Just wanted to put my pennies in because it's not always lazyness or incompetence that lays behind the reasons for not using CCS.
 
http://www.diyaudio.com/forums/tube...-modern-mullard.html?highlight=modern+mullard

Would not change the LTP/CCS for anything in that design. It is a very musical/dynamic amp (Are those the words you are looking for?)


WoW :hypno2: , it took a while to read through all those postings.
VERY nice work. It shows how new parts enhance the vintage ones nicely.
Perhaps the EL34PP won't be my last amp after all... :D
Another aspect of building a nice amplifier is of course the mechanical details.
In your case they're superb! Nice and classy!
My EL will go on a laser cut steel-chassis painted into very deep hi-gloss red, almost black with hi-gloss black wooden side panels. Cover-shield for the transformers in steel painted into the same hi-gloss black. Tubes standing free.
Well, at least it's my INTENTION to have it like that and I know a lot of people in the right places to make it happen :D
It will also be nice to be able to document the working of the amplifier, but I just have basic tools like a scope, a generator and a dummy-load. So far no distortion-analyzer as they don't come cheap around here; working or not.

Rgds,

/tri-comp
 
Not to offend LTP fans but, sound quality wise how does it compare to another popular splitter the (concertina, cathodyne, split phase)? Sometimes called a Simplified Williamson. One member said he prefered it for more it's detailed sound. Maybe there are disadvantages that could be fixed with some sort of CCS?
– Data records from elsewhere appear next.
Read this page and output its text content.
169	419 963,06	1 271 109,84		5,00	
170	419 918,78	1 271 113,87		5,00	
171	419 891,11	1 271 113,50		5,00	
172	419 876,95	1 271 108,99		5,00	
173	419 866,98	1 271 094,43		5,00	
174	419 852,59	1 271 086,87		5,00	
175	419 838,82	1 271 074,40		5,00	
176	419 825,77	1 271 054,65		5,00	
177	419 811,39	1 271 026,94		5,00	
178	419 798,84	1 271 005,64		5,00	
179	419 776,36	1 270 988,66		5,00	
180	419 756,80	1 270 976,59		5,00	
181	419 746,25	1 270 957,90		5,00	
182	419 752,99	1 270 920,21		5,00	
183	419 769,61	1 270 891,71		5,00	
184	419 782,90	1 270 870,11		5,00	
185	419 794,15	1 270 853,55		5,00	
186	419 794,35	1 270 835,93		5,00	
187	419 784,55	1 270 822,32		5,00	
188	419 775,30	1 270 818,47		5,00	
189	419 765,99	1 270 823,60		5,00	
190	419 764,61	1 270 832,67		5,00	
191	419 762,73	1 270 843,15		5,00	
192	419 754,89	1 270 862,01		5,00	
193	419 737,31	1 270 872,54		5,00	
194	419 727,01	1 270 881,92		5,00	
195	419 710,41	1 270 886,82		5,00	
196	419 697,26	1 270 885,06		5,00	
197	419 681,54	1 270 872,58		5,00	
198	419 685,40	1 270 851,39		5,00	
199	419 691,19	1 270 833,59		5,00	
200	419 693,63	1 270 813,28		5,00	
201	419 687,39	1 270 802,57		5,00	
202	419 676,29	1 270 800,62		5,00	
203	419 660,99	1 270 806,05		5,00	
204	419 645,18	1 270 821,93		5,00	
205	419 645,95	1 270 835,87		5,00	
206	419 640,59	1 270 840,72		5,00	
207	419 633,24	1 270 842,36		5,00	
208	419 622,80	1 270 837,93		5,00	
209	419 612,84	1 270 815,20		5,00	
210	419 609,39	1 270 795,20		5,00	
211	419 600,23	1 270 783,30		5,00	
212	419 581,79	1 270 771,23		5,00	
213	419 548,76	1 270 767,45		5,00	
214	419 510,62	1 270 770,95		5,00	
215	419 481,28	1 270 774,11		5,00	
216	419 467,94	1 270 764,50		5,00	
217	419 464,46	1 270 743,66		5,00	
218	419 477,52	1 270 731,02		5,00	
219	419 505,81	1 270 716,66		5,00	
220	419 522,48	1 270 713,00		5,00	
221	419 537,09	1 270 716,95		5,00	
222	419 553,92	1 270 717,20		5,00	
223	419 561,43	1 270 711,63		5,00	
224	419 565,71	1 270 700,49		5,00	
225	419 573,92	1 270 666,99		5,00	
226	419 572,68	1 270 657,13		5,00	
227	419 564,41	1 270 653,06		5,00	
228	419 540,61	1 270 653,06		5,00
A third type that seems to be liked is the Floating Paraphase. How too does it compare?

Both seem to be popular on low power amps.

Randy
 
A CCS is ideal, but no real CCS is actually ideal. A resistor is simpler and cheaper. Whether it is good enough depends on its value, and which valve you use. The aim is to get the common-mode gain as low as possible, when compared with the differential-mode gain. Diff-mode gain is a bit less than mu. Common-mode gain is about RL/(2Rk), and is likely to be somewhere in the region of 1 if a tail resistor is used, or 0.1(?) with a CCS. If you are happy with a few percent error (should be good enough - some people seem to deliberately design-in up to 10% error using other phase splitters), then you need mu bigger than around 30-40 for a resistor or 3-4 for CCS.

So if you want to use a resistor, use 12AT7 or 12AX7 as LTP. If you want to use 6SN7 or other low-mu triodes then you need a CCS, unless you like second-order distortion. 6DJ8 is right on the boundary: resistor OK, CCS slightly better.